Walls and weapons can’t stop a virus, priorities must change!
The coronavirus has exposed the naked truth about defective global health, economic, and security systems more than millions of articles, publications and books ever could. It has uncovered the glaring truth about a neo-liberal system that allowed eight men to own the same amount of wealth as the poorest half of humanity.

This virus is reminding us of the disparity in global health expenditure, with health spending in 2017 for low-income countries not exceeding USD 41 per person per year compared to USD 10 224 in the US, or USD 5 728 in Germany for example. The crisis has also demonstrated that the amount of money spent on health alone is not an adequate measure for good health standards. In the US, for instance, 17 per cent of the gross national income is spent on healthcare, yet 27.5 million people did not have health insurance at any point during 2018 and only 34.4 per cent of the population had public (non-private) health insurance.

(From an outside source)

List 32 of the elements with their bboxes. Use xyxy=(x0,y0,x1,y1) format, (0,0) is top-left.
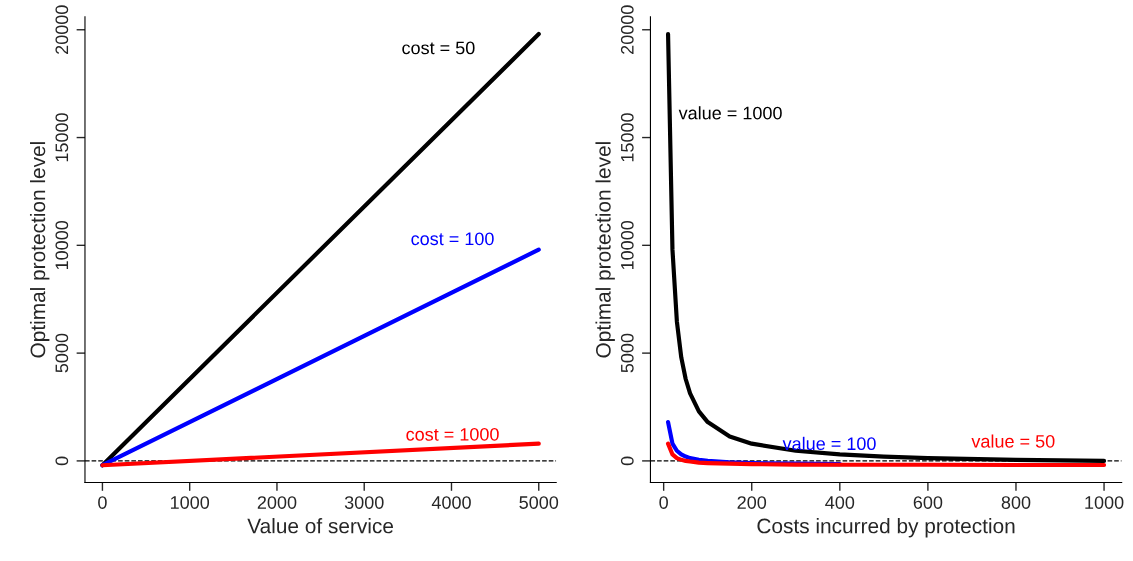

Most of that money goes into the pockets of insurance and drugs companies, not towards people’s healthcare or towards preventative and primary care. For all they take in, pharmaceutical companies have so far proven incapable of developing a vaccine for this dangerous virus. In 2018 alone, USD 1.8 trillion was spent globally on armaments and related military expenses; this represents 25 per cent of total global health expenditure (USD 7.5 trillion in 2016) These outlays, of course, are completely unable to stop the new coronavirus, which does not distinguish between a destitute person in the streets of Delhi and the richest of the world’s rich in California or New York. It also does not spare rulers, kings, prime ministers or celebrities who are as vulnerable to the virus as ordinary citizens.

In Palestine, for example, the coronavirus pandemic is highlighting the impact of Israel’s apartheid policies on our healthcare system and ability to protect our communities. Health officials and medical professionals are doing their best to keep the virus at bay, but fighting coronavirus is not easy under military occupation; there is an acute shortage of equipment – including testing kits – while in Gaza, basic infrastructure including electricity and sanitation is already at breaking point.